Data Science Curriculum

Overview

The curriculum presented here curates and organizes resources covering all core aspects of data science. It also includes content on how to learn effectively, mentions of influencers to follow, conferences to attend, links to important books, blogposts, videos, Youtube channels, and encourages one to learn & collaborate with a community of students by means of its own Discord channel or through joining other existing communities.

Visit the Resource Hub for complementary material on all topics.

Learning Path Example

Made with Visme Infographic Maker

The Curriculum Explained

Data Science Intro & Learning How to Learn

The best way to get into data science is to first learn how to program and to gain some familiarity with computer science foundations. Also, since you are about to engage in a lifetime of learning new concepts and skills, viewing the resources related to becoming a better learner is highly recommended.

Note: ❤️s represent material we particularly enjoyed and recommend.

Topics covered: Introduction to AI , Introduction to computer science and Python, Learning how to learn

Resources Source Format
Programming Environment Setup Le Wagon Tutorial
CS50 introduction to programming with Python Harvard Videos & coding exercises/projects
CS50 introduction to Computer Science Harvard Videos & coding exercises/projects
Learning How to Learn ❤️ Coursera  Videos and quizzes
A Mind for Numbers Barbara Oakley Book
Pragmatic Thinking and Learning ❤️ Andy Hunt Book

Tips

  • Start with setting up your computer and installing the required tools to do data science effectively. Le Wagon's setup is well maintained and has clear step by step instructions.
  • For those new to programming, start with Harvard’s CS50’s introduction to programming with Python. David Malan is one of the pioneers of online teaching. His content and pedagogical approach is always stellar. This class is new and given for the first time in 2022.
  • For a real challenge, or for those already somewhat familiar with programming, look at CS50’s introduction to Computer Science from the same professor. The exercises are more involved and there is a focus on the C programming language instead of Python. That said, it covers more material and computer science concepts. If you're not taking this course, at least watch lecture 0 - Scratch for its marvelous introduction to the field of computer science.
  • Since you're about to engage in a long journey of continuous studying, make sure you understand the latest research and science around acquiring knowledge. Taking “Learning how to learn” on Coursera will yield immense benefits long term and give you a competitive advantage over your peers. The book on which the course is based on, “A Mind for Numbers”, and the brilliant “Pragmatic Thinking and Learning” are good complementary options too. For a quick summary of all three resources, refer to this blogpost or listen to this podcast by Dr Paul Pen for an excellent overview of the subject.
  • Start your data science journey with Udacity's Data Analyst Nanodegree. This is a great place to start to learn about statistics, probability, data wrangling, data visualization, etc.

Core Data Science

If you can afford a bootcamp, Le Wagon is among the best data science ones out there. There is a heavy emphasis on practical exercises, the curriculum is constantly evolving with the latest libraries and technologies, and the final project involves deploying your own machine learning model.

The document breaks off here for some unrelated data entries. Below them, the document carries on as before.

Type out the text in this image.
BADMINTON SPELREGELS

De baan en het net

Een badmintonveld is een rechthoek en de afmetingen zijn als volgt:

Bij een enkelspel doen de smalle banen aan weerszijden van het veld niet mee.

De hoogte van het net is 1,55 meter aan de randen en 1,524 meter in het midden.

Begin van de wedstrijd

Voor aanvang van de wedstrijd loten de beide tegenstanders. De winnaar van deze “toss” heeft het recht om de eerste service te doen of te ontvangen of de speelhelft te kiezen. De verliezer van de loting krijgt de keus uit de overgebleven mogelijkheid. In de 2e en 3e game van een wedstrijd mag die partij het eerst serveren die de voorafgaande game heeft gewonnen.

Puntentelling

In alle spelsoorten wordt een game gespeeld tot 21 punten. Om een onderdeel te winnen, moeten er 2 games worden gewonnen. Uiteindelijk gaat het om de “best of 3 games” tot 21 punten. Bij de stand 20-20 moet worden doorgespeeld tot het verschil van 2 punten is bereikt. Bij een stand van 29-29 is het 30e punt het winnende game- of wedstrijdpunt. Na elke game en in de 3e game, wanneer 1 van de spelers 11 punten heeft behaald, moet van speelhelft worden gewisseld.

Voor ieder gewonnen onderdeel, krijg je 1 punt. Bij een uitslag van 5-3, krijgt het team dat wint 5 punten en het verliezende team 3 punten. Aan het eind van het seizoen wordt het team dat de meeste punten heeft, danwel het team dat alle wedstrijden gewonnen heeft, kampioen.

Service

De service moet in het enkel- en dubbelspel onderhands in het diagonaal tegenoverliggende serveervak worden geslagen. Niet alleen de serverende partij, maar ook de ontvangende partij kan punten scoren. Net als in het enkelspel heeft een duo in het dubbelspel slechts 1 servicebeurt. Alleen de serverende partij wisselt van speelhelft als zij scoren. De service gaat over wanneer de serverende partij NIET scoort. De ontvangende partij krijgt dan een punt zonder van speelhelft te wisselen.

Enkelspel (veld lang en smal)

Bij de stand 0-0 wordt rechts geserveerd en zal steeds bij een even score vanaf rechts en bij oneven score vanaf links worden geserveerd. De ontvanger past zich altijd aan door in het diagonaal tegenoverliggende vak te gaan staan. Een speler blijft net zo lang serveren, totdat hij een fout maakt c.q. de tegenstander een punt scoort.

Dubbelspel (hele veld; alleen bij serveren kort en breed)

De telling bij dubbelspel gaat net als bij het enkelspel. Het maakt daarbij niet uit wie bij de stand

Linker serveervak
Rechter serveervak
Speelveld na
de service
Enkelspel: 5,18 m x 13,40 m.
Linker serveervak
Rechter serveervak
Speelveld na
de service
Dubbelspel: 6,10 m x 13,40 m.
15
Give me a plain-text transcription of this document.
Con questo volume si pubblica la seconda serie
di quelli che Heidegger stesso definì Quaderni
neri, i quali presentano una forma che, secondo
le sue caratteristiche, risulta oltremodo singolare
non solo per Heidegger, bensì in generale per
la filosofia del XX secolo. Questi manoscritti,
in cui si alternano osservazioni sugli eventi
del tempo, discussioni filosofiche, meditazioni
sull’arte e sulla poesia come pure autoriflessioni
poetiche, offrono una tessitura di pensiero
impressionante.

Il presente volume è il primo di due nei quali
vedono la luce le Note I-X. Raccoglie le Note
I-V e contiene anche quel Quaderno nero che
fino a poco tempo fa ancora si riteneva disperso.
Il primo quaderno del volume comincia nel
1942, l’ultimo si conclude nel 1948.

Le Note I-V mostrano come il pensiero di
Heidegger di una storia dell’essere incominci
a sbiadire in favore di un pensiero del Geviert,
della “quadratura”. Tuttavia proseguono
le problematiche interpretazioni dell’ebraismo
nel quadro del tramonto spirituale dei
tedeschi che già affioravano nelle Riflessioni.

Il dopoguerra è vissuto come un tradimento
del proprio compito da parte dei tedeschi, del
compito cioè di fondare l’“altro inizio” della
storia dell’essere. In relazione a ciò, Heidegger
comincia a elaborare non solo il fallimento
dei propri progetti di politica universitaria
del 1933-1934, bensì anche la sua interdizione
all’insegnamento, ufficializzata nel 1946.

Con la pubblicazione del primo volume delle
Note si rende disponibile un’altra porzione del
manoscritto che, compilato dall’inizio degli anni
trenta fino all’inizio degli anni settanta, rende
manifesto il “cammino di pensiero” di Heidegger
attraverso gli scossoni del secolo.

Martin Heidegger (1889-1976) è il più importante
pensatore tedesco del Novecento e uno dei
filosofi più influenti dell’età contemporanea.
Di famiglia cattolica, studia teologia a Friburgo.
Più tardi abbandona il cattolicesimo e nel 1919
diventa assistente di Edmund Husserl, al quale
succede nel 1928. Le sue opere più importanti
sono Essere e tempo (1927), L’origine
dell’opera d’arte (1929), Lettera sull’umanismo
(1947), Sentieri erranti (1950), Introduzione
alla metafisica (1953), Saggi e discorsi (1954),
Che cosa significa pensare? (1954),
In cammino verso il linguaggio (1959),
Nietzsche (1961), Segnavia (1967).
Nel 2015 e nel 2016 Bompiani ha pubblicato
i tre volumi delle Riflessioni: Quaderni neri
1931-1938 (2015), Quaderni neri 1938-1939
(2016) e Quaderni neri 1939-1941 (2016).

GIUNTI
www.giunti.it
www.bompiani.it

If bootcamps are too expensive, you can replace it by first taking Udacity's Data Analyst Nanodegree, followed by Andrew Ng’s machine learning course on Coursera.

Read the indispensible An Introduction to Statistical Learning, 2nd Edition. This book has been updated in 2021 and has been a solid reference in the community for years. We suggest doing the proposed exercises in Python, and not in R.

Consolidate all of the above with Andriy Burkov’s famous and succinct The Hundred-Page Machine Learning Book, as well as the book: Python for Data Analysis (make sure you're reading the latest version, V3, which is free and fully available online) by Wes McKinney’s, creator of the pandas library. These two books are complementary: ene is more focused on theory, while the other is hands-on with Python.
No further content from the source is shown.